In the first four years of NAFTA, 15 wood product companies, including International Paper and Boisie Cascade, set up shop in Mexico, cutting some of North America's largest intact forests.
Hundreds of thousands of US jobs have shifted to Mexico under NAFTA. 260,000 U.S. workers have qualified for a special NAFTA retraining program. Especially hard hit are the apparel and electronics industries, major employers of women and people of color.
The Free Trade Area of the Americas (FTAA), currently being negotiated by 34 countries, is intended by its architects to be the most far-reaching trade agreement in history.
Although it is based on the model of NAFTA, the FTAA goes far beyond it in scope and power, potentially granting unequalled new rights to corporations to compete for and even challenge publicly funded government services, including health care, education, social security, culture and environmental protection.
The World Bank and IMF: Who Benefits?
In the 1980s and early 1990s, the International Monetary Fund imposed structural adjustment programs on more than 70 countries.
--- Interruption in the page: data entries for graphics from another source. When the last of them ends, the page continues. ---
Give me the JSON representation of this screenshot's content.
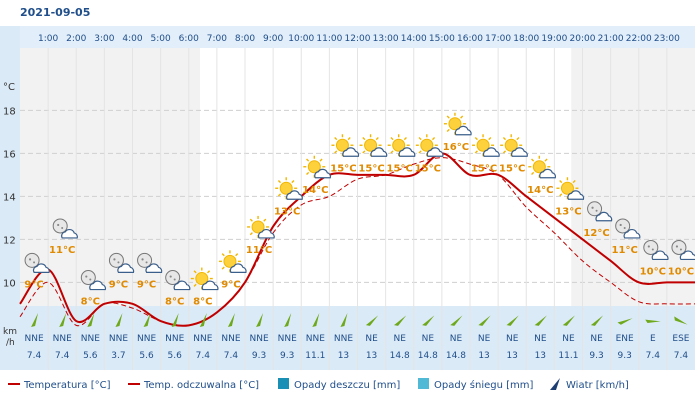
{
  "date": "2021-09-05",
  "wind_unit": [
    "km",
    "/h"
  ],
  "chart_data": {
    "type": "line",
    "x": [
      "1:00",
      "2:00",
      "3:00",
      "4:00",
      "5:00",
      "6:00",
      "7:00",
      "8:00",
      "9:00",
      "10:00",
      "11:00",
      "12:00",
      "13:00",
      "14:00",
      "15:00",
      "16:00",
      "17:00",
      "18:00",
      "19:00",
      "20:00",
      "21:00",
      "22:00",
      "23:00"
    ],
    "y_unit": "°C",
    "y_ticks": [
      10,
      12,
      14,
      16,
      18
    ],
    "ylim": [
      8.9,
      20.9
    ],
    "grid": true,
    "series": [
      {
        "name": "Temperatura [°C]",
        "style": "solid",
        "color": "#c00000",
        "values": [
          10.6,
          8.2,
          9.0,
          9.0,
          8.2,
          8.0,
          8.6,
          10.0,
          12.6,
          14.0,
          15.0,
          15.0,
          15.0,
          15.0,
          16.0,
          15.0,
          15.0,
          14.0,
          13.0,
          12.0,
          11.0,
          10.0,
          10.0
        ]
      },
      {
        "name": "Temp. odczuwalna [°C]",
        "style": "dashed",
        "color": "#c00000",
        "values": [
          10.0,
          8.0,
          9.0,
          8.8,
          8.2,
          8.0,
          8.6,
          10.0,
          12.3,
          13.6,
          14.0,
          14.8,
          15.0,
          15.5,
          15.8,
          15.5,
          15.0,
          13.5,
          12.3,
          11.0,
          10.0,
          9.1,
          9.0
        ]
      }
    ],
    "temp_labels": [
      "9°C",
      "11°C",
      "8°C",
      "9°C",
      "9°C",
      "8°C",
      "8°C",
      "9°C",
      "11°C",
      "13°C",
      "14°C",
      "15°C",
      "15°C",
      "15°C",
      "15°C",
      "16°C",
      "15°C",
      "15°C",
      "14°C",
      "13°C",
      "12°C",
      "11°C",
      "10°C",
      "10°C"
    ],
    "label_values": [
      10,
      11.6,
      9.2,
      10,
      10,
      9.2,
      9.2,
      10,
      11.6,
      13.4,
      14.4,
      15.4,
      15.4,
      15.4,
      15.4,
      16.4,
      15.4,
      15.4,
      14.4,
      13.4,
      12.4,
      11.6,
      10.6,
      10.6
    ],
    "weather_icons": [
      "night-partly-cloudy-icon",
      "night-partly-cloudy-icon",
      "night-partly-cloudy-icon",
      "night-partly-cloudy-icon",
      "night-partly-cloudy-icon",
      "night-partly-cloudy-icon",
      "partly-sunny-icon",
      "partly-sunny-icon",
      "partly-sunny-icon",
      "partly-sunny-icon",
      "partly-sunny-icon",
      "partly-sunny-icon",
      "partly-sunny-icon",
      "partly-sunny-icon",
      "partly-sunny-icon",
      "partly-sunny-icon",
      "partly-sunny-icon",
      "partly-sunny-icon",
      "partly-sunny-icon",
      "partly-sunny-icon",
      "night-partly-cloudy-icon",
      "night-partly-cloudy-icon",
      "night-partly-cloudy-icon",
      "night-partly-cloudy-icon"
    ],
    "wind_dirs": [
      "NNE",
      "NNE",
      "NNE",
      "NNE",
      "NNE",
      "NNE",
      "NNE",
      "NNE",
      "NNE",
      "NNE",
      "NNE",
      "NNE",
      "NE",
      "NE",
      "NE",
      "NE",
      "NE",
      "NE",
      "NE",
      "NE",
      "NE",
      "ENE",
      "E",
      "ESE"
    ],
    "wind_speeds": [
      "7.4",
      "7.4",
      "5.6",
      "3.7",
      "5.6",
      "5.6",
      "7.4",
      "7.4",
      "9.3",
      "9.3",
      "11.1",
      "13",
      "13",
      "14.8",
      "14.8",
      "14.8",
      "13",
      "13",
      "13",
      "11.1",
      "9.3",
      "9.3",
      "7.4",
      "7.4"
    ],
    "wind_angles": [
      20,
      20,
      20,
      20,
      20,
      20,
      20,
      20,
      20,
      20,
      20,
      20,
      45,
      45,
      45,
      45,
      45,
      45,
      45,
      45,
      45,
      68,
      90,
      115
    ],
    "legend": [
      {
        "label": "Temperatura [°C]",
        "swatch": "line"
      },
      {
        "label": "Temp. odczuwalna [°C]",
        "swatch": "line"
      },
      {
        "label": "Opady deszczu [mm]",
        "swatch": "box",
        "color": "#1a8fb5"
      },
      {
        "label": "Opady śniegu [mm]",
        "swatch": "box",
        "color": "#4fb9d6"
      },
      {
        "label": "Wiatr [km/h]",
        "swatch": "arrow",
        "color": "#1f3f73"
      }
    ],
    "colors": {
      "header": "#e2eef9",
      "panel": "#dbeaf7",
      "night": "#f2f2f2",
      "grid": "#cfcfcf",
      "label": "#e08a00",
      "wind_arrow": "#6ea81b"
    }
  }
}
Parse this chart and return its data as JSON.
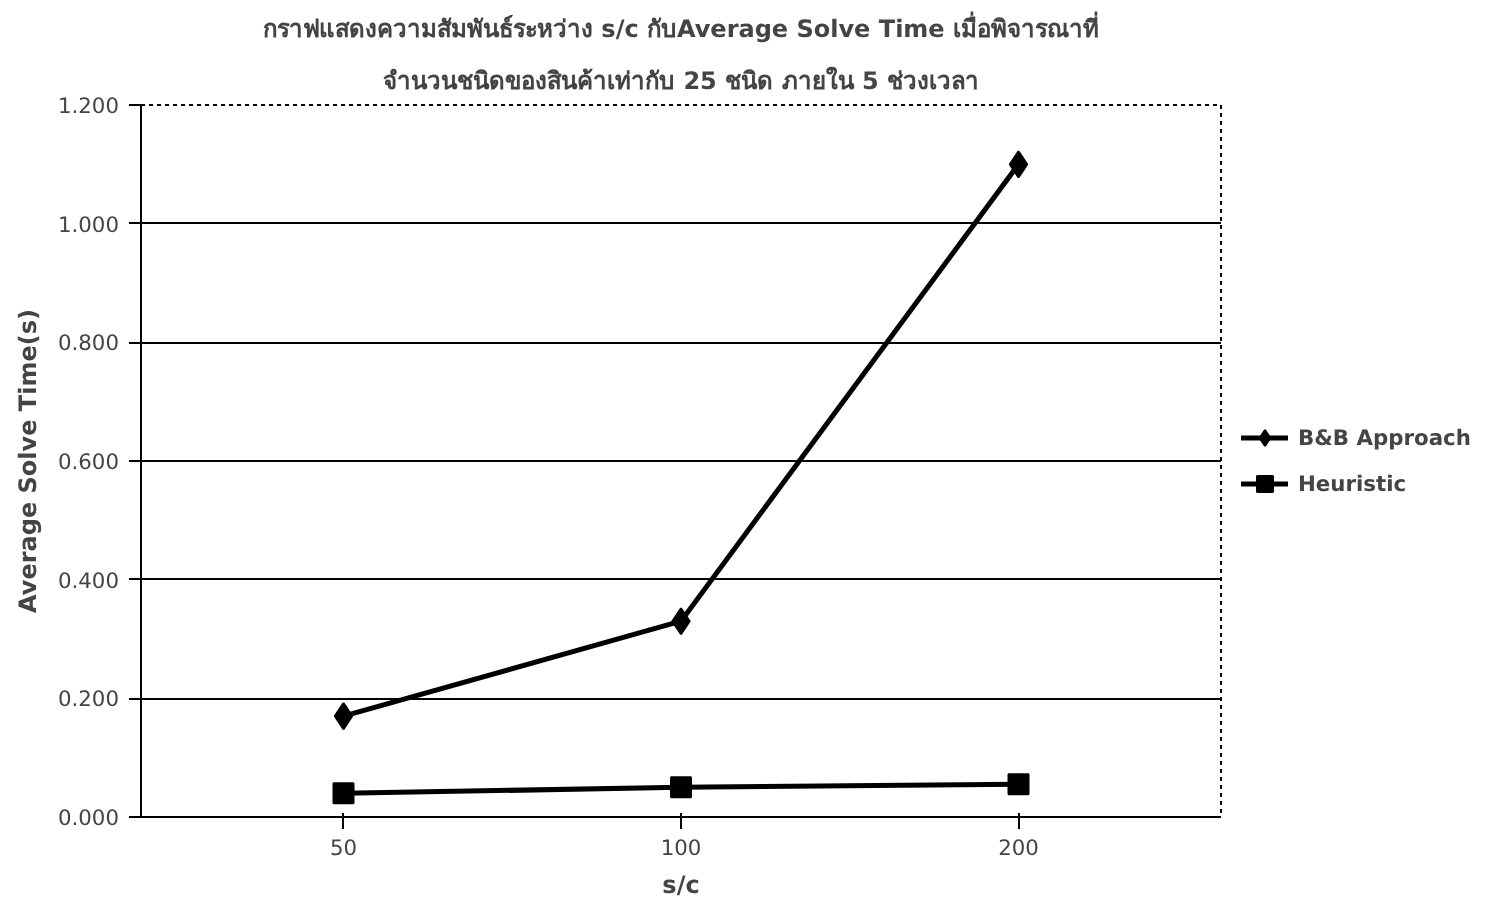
{
  "chart_data": {
    "type": "line",
    "title": "กราฟแสดงความสัมพันธ์ระหว่าง s/c กับAverage Solve Time เมื่อพิจารณาที่",
    "subtitle": "จำนวนชนิดของสินค้าเท่ากับ 25 ชนิด ภายใน 5 ช่วงเวลา",
    "xlabel": "s/c",
    "ylabel": "Average Solve Time(s)",
    "categories": [
      "50",
      "100",
      "200"
    ],
    "series": [
      {
        "name": "B&B Approach",
        "color": "#000000",
        "marker": "diamond",
        "values": [
          0.17,
          0.33,
          1.1
        ]
      },
      {
        "name": "Heuristic",
        "color": "#000000",
        "marker": "square",
        "values": [
          0.04,
          0.05,
          0.055
        ]
      }
    ],
    "ylim": [
      0,
      1.2
    ],
    "yticks": [
      {
        "value": 0,
        "label": "0.000"
      },
      {
        "value": 0.2,
        "label": "0.200"
      },
      {
        "value": 0.4,
        "label": "0.400"
      },
      {
        "value": 0.6,
        "label": "0.600"
      },
      {
        "value": 0.8,
        "label": "0.800"
      },
      {
        "value": 1.0,
        "label": "1.000"
      },
      {
        "value": 1.2,
        "label": "1.200"
      }
    ],
    "grid": "y",
    "legend": "right",
    "line_style": "solid"
  }
}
Structural adjustment policies have required 36 countries in sub-Saharan Africa-where more than half of the population lives in absolute poverty-to decrease domestic consumption and shift scarce resources into production of cash crops for export; state-owned companies and many state services have been privatized, and health and education expenditures have been cut and restructured.
The absolute number of people living in poverty rose in the 1990s in Eastern Europe, South Asia, Latin America and the Caribbean, and sub-Saharan Africa-all areas that came under the sway of adjustment
Structural adjustment policies have elicited massive protests in countries as far flung as Ecuador, Zambia, the Philippines and Jamaica.
In 2000 a bipartisan Congressional panel-the Meltzer Commission-found that World Bank Group and IMF failures can be traced to "overlapping missions, ineffectiveness, corruption, and waste of resources, and failure to develop successful regional programs in agriculture, forestry, environment and health care," among other problems.
Each year, the World Bank awards some 40,000 contracts to private firms.
US Treasury Department calculates that for every US$1 the U.S. contributes to international development banks, US corporations receive more than double that amount in bank-financed procurement contracts.
The World Bank has an astounding 65-70 per cent failure rate of its projects in the poorest countries.